Wyatt’s mouth moved without making a sound. She looked like she’d forgotten how to speak.

“Your choice, Ms. Enslow,” Blackburn added.

“Well, the second one,” she cried. “I would’ve done that anyway, even without choice number one.”

“Yes,” he said, “and I would have offered it anyway, even if, say, someone had given me your identity on his very first day here.” His eyes found Tom. “It infuriates me seeing such skill go to waste.”

Tom just stared at him. He couldn’t get his head around to the fact that he’d been protecting Wyatt from Blackburn for no reason.

“Go to my office, Enslow. We’ll draw up a schedule.”

“Sure. Okay. Sure.” Wyatt scurried past him. She broke into a flat run for the door.

Blackburn waited until she was out of the arboretum and then he turned on Tom and Vik. They both remained rooted in place. Vik gazed after Wyatt, like he wanted to flee, too, but couldn’t make himself move.

“Mr. Raines, if I were a lesser man, I’d rub this moment in your face.” He considered that. “Actually, I am a lesser man. This must be a very bitter moment of realization for you. You could’ve avoided that entire ordeal your first day in class. Couldn’t he have, Mr. Ashwan?”

Vik snapped to attention. “Sir, yes, sir!”

Tom gaped at Vik. The traitor.

“Thatta boy, Ashwan.” Blackburn leaned toward Tom and pointed at Vik. “That’s a smart kid who’s going to go somewhere. Learn from him.” With that, Blackburn turned and left them in the arboretum.

As soon as he was gone, Tom shoved his hands into his pockets and turned on Vik. “‘Sir, yes, sir’?” He imitated Vik’s earlier words. “Why didn’t you offer to clean his office while you were at it?”

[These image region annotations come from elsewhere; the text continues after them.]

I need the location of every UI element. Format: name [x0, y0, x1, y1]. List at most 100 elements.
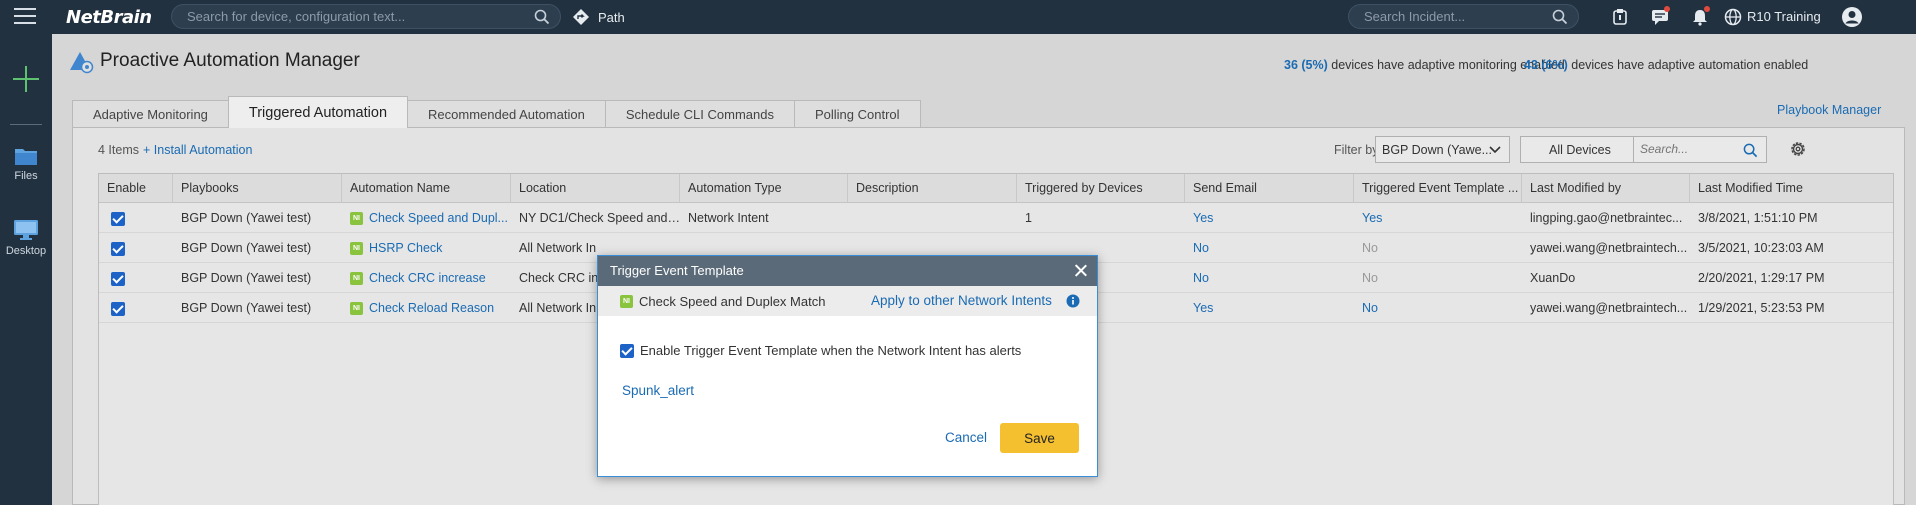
modified-time-cell: 3/5/2021, 10:23:03 AM — [1698, 241, 1824, 255]
enable-checkbox[interactable] — [111, 271, 125, 286]
menu-icon[interactable] — [14, 8, 36, 26]
close-icon[interactable] — [1074, 264, 1087, 277]
trigger-event-template-dialog: Trigger Event Template NI Check Speed an… — [597, 255, 1098, 477]
desktop-nav[interactable]: Desktop — [0, 219, 52, 257]
bell-icon[interactable] — [1680, 6, 1720, 28]
table-search[interactable] — [1633, 136, 1767, 163]
tab-bar: Adaptive Monitoring Triggered Automation… — [72, 96, 921, 128]
automation-name-link[interactable]: HSRP Check — [369, 241, 442, 255]
column-header[interactable]: Enable — [99, 174, 173, 202]
info-icon[interactable] — [1066, 294, 1080, 308]
user-icon[interactable] — [1841, 6, 1863, 28]
column-header[interactable]: Automation Name — [342, 174, 511, 202]
column-header[interactable]: Playbooks — [173, 174, 342, 202]
playbook-filter-value: BGP Down (Yawe... — [1382, 142, 1492, 157]
send-email-link[interactable]: Yes — [1193, 301, 1213, 315]
plus-icon[interactable] — [13, 66, 39, 92]
page-title: Proactive Automation Manager — [100, 50, 360, 71]
notification-dot — [1664, 6, 1670, 12]
playbook-cell: BGP Down (Yawei test) — [181, 211, 312, 225]
incident-icon[interactable] — [1600, 6, 1640, 28]
devices-filter-value: All Devices — [1549, 142, 1611, 157]
network-intent-icon: NI — [350, 212, 363, 226]
modified-time-cell: 1/29/2021, 5:23:53 PM — [1698, 301, 1825, 315]
search-icon[interactable] — [1743, 143, 1758, 158]
column-header[interactable]: Automation Type — [680, 174, 848, 202]
event-template-link[interactable]: No — [1362, 301, 1378, 315]
modified-by-cell: yawei.wang@netbraintech... — [1530, 301, 1688, 315]
files-nav[interactable]: Files — [0, 146, 52, 182]
location-cell: NY DC1/Check Speed and ... — [519, 211, 680, 225]
tab-polling-control[interactable]: Polling Control — [793, 100, 921, 128]
enable-template-row: Enable Trigger Event Template when the N… — [620, 343, 1021, 358]
devices-cell: 1 — [1025, 211, 1032, 225]
network-intent-icon: NI — [350, 242, 363, 256]
template-link[interactable]: Spunk_alert — [622, 383, 694, 398]
send-email-link[interactable]: No — [1193, 271, 1209, 285]
playbook-cell: BGP Down (Yawei test) — [181, 271, 312, 285]
automation-count[interactable]: 43 (6%) — [1524, 58, 1568, 72]
global-search-input[interactable] — [187, 9, 507, 24]
playbook-cell: BGP Down (Yawei test) — [181, 241, 312, 255]
notification-dot — [1704, 6, 1710, 12]
cancel-button[interactable]: Cancel — [945, 430, 987, 445]
incident-search[interactable] — [1348, 4, 1579, 29]
domain-selector[interactable]: R10 Training — [1747, 9, 1821, 24]
incident-search-input[interactable] — [1364, 9, 1544, 24]
install-automation-link[interactable]: + Install Automation — [143, 143, 252, 157]
left-rail: Files Desktop — [0, 34, 52, 505]
table-search-input[interactable] — [1640, 142, 1740, 156]
column-header[interactable]: Last Modified Time — [1690, 174, 1865, 202]
path-icon — [573, 9, 589, 25]
path-button[interactable]: Path — [572, 8, 625, 26]
apply-to-other-intents-link[interactable]: Apply to other Network Intents — [871, 293, 1052, 308]
column-header[interactable]: Description — [848, 174, 1017, 202]
network-intent-icon: NI — [350, 272, 363, 286]
monitoring-stat: 36 (5%) devices have adaptive monitoring… — [1284, 58, 1565, 72]
network-intent-icon: NI — [350, 302, 363, 316]
chat-icon[interactable] — [1640, 6, 1680, 28]
tab-schedule-cli-commands[interactable]: Schedule CLI Commands — [604, 100, 795, 128]
tab-triggered-automation[interactable]: Triggered Automation — [227, 96, 409, 128]
type-cell: Network Intent — [688, 211, 769, 225]
event-template-link[interactable]: Yes — [1362, 211, 1382, 225]
description-cell — [848, 203, 1017, 232]
items-count: 4 Items — [98, 143, 139, 157]
tab-recommended-automation[interactable]: Recommended Automation — [407, 100, 606, 128]
event-template-cell: No — [1362, 241, 1378, 255]
save-button[interactable]: Save — [1000, 423, 1079, 453]
enable-template-checkbox[interactable] — [620, 343, 634, 358]
send-email-link[interactable]: Yes — [1193, 211, 1213, 225]
automation-name-link[interactable]: Check Speed and Dupl... — [369, 211, 508, 225]
column-header[interactable]: Triggered by Devices — [1017, 174, 1185, 202]
tab-adaptive-monitoring[interactable]: Adaptive Monitoring — [72, 100, 229, 128]
modified-time-cell: 2/20/2021, 1:29:17 PM — [1698, 271, 1825, 285]
column-header[interactable]: Triggered Event Template ... — [1354, 174, 1522, 202]
modified-time-cell: 3/8/2021, 1:51:10 PM — [1698, 211, 1818, 225]
global-search[interactable] — [171, 4, 561, 29]
search-icon[interactable] — [1552, 9, 1568, 25]
top-icons — [1600, 6, 1720, 28]
enable-checkbox[interactable] — [111, 211, 125, 226]
playbook-filter-select[interactable]: BGP Down (Yawe... — [1375, 136, 1510, 163]
settings-icon[interactable] — [1789, 140, 1807, 158]
column-header[interactable]: Last Modified by — [1522, 174, 1690, 202]
column-header[interactable]: Send Email — [1185, 174, 1354, 202]
column-header[interactable]: Location — [511, 174, 680, 202]
table-row[interactable]: BGP Down (Yawei test) NI Check Speed and … — [99, 203, 1893, 233]
modified-by-cell: yawei.wang@netbraintech... — [1530, 241, 1688, 255]
globe-icon[interactable] — [1724, 8, 1742, 26]
monitoring-count[interactable]: 36 (5%) — [1284, 58, 1328, 72]
desktop-icon — [14, 220, 38, 240]
playbook-cell: BGP Down (Yawei test) — [181, 301, 312, 315]
automation-stat: 43 (6%) devices have adaptive automation… — [1524, 58, 1808, 72]
automation-name-link[interactable]: Check Reload Reason — [369, 301, 494, 315]
send-email-link[interactable]: No — [1193, 241, 1209, 255]
automation-name-link[interactable]: Check CRC increase — [369, 271, 486, 285]
network-intent-icon: NI — [620, 294, 633, 308]
modified-by-cell: lingping.gao@netbraintec... — [1530, 211, 1683, 225]
search-icon[interactable] — [534, 9, 550, 25]
playbook-manager-link[interactable]: Playbook Manager — [1777, 103, 1881, 117]
enable-checkbox[interactable] — [111, 241, 125, 256]
enable-checkbox[interactable] — [111, 301, 125, 316]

Vik shrugged, not the least bit embarrassed. “At the end of the day, he’s our superior officer, and I wanna be a Combatant someday. Admit it, Tom, so do you, too.” He reached out and clapped his shoulder. “It’s over. He won. Just think: no more covering for Wyatt. Life’s going to be easier.”

TOM SPENT A few days deeply suspicious that Blackburn was just luring Wyatt into a false sense of safety before springing some nasty surprise on her. But soon it became apparent that all his trouble to protect Wyatt’s secret had truly been for nothing.

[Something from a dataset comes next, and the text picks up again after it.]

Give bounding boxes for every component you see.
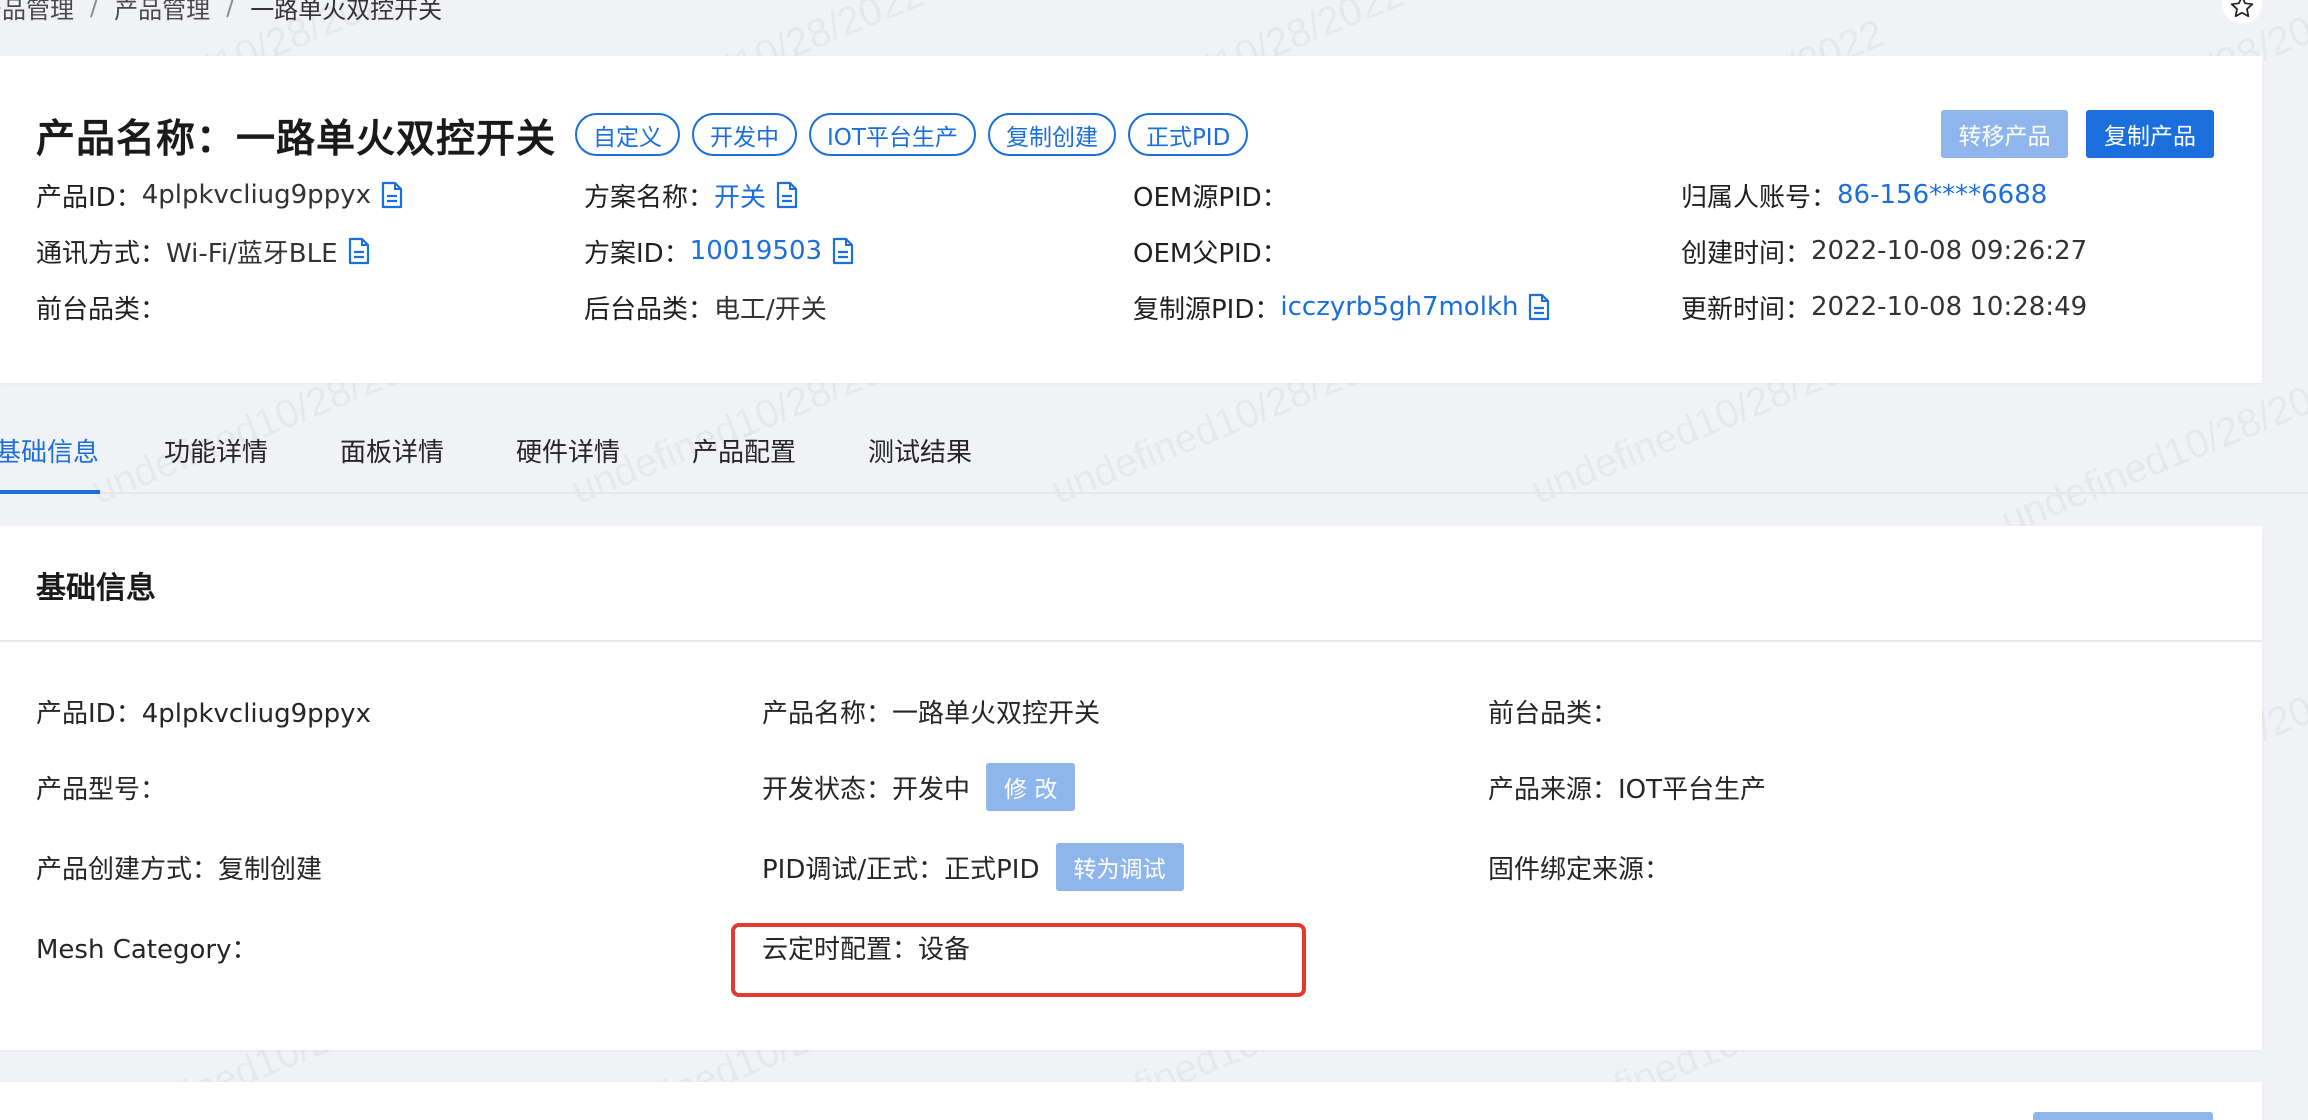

Wyatt began working in Blackburn’s office three days a week, reformatting old neural processors, then she began spending dinners telling them every painfully tedious detail about it.

“It’s interesting to actually use Zorten II on a processor,” she told them while they ate. “I can see why it would get overwhelming, reformatting all the neural processors on his own. They design the processors so you have to reformat directory by directory to erase all the info on them—”

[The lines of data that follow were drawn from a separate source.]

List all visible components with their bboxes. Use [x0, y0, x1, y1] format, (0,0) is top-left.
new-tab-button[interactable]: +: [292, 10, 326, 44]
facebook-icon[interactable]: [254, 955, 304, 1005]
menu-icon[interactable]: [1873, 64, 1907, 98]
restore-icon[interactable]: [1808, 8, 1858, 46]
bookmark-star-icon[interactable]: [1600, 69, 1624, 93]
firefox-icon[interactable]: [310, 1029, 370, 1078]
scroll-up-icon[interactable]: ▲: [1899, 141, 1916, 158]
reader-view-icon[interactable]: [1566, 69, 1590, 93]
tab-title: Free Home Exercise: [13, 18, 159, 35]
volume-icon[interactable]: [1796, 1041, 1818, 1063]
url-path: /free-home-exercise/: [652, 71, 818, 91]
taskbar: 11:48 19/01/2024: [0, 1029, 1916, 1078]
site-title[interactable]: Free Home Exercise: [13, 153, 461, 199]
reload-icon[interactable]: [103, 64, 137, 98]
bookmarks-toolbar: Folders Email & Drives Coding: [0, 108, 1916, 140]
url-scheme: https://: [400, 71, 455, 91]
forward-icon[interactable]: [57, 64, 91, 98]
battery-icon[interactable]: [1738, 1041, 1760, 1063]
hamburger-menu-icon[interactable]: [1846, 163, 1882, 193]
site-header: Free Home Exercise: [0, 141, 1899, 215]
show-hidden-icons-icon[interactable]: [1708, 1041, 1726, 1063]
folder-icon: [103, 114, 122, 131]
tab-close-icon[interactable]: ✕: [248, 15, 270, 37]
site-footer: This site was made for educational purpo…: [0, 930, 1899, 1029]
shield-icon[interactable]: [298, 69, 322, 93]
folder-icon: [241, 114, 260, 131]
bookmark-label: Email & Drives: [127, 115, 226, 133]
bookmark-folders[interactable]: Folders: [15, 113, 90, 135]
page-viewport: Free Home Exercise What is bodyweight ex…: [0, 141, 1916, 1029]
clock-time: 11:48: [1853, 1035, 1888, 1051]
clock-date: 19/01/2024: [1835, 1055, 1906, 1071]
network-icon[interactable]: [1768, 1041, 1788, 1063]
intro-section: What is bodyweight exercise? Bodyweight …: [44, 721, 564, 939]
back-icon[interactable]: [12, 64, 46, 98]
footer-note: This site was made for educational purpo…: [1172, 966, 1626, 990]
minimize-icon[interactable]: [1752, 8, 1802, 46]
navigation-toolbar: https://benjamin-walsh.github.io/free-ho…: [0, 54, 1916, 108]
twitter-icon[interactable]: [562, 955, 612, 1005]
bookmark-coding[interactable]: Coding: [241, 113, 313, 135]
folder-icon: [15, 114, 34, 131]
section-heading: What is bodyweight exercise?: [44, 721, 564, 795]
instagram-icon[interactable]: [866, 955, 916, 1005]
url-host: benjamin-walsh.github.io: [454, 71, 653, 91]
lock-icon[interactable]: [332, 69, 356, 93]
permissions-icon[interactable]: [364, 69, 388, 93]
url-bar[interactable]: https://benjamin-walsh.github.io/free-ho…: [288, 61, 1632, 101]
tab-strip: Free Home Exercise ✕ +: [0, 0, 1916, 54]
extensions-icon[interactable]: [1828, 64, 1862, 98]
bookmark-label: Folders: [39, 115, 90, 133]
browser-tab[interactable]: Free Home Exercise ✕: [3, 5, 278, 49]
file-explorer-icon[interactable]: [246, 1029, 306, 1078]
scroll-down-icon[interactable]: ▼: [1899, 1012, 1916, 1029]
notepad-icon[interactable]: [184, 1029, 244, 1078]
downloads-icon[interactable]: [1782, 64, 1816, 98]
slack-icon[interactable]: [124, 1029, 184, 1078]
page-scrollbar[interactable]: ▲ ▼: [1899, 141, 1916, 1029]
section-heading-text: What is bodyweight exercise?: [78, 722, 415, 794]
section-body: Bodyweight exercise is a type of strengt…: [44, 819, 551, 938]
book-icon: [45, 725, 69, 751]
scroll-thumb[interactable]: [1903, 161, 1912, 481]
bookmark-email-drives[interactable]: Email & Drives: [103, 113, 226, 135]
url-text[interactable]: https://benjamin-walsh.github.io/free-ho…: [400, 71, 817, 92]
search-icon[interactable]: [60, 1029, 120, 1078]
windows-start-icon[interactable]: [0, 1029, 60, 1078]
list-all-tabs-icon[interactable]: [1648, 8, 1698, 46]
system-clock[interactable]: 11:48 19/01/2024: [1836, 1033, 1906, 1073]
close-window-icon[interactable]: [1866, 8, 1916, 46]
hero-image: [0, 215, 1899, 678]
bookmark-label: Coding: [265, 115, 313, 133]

“What do you mean, you’re reformatting old neural processors?” Vik cut in, digging into his chicken pot pie.

“They’re from all those adults who died in that first test group. After they died, the processors were cut out of their heads”—Vik began choking on his food—“and then they get reformatted and stuck back in our heads.”

“They use refurbished neural processors on us?” Vik sputtered, when he caught his breath.

“Yes,” she said, blinking at him, as though she couldn’t grasp why he was horrified. She picked up her glass of water and weighed it thoughtfully in her hand. “But it’s really okay. They’ve been completely wiped clean. Can you imagine if they hadn’t been? You’d get a neural processor with someone else’s personality stored there.”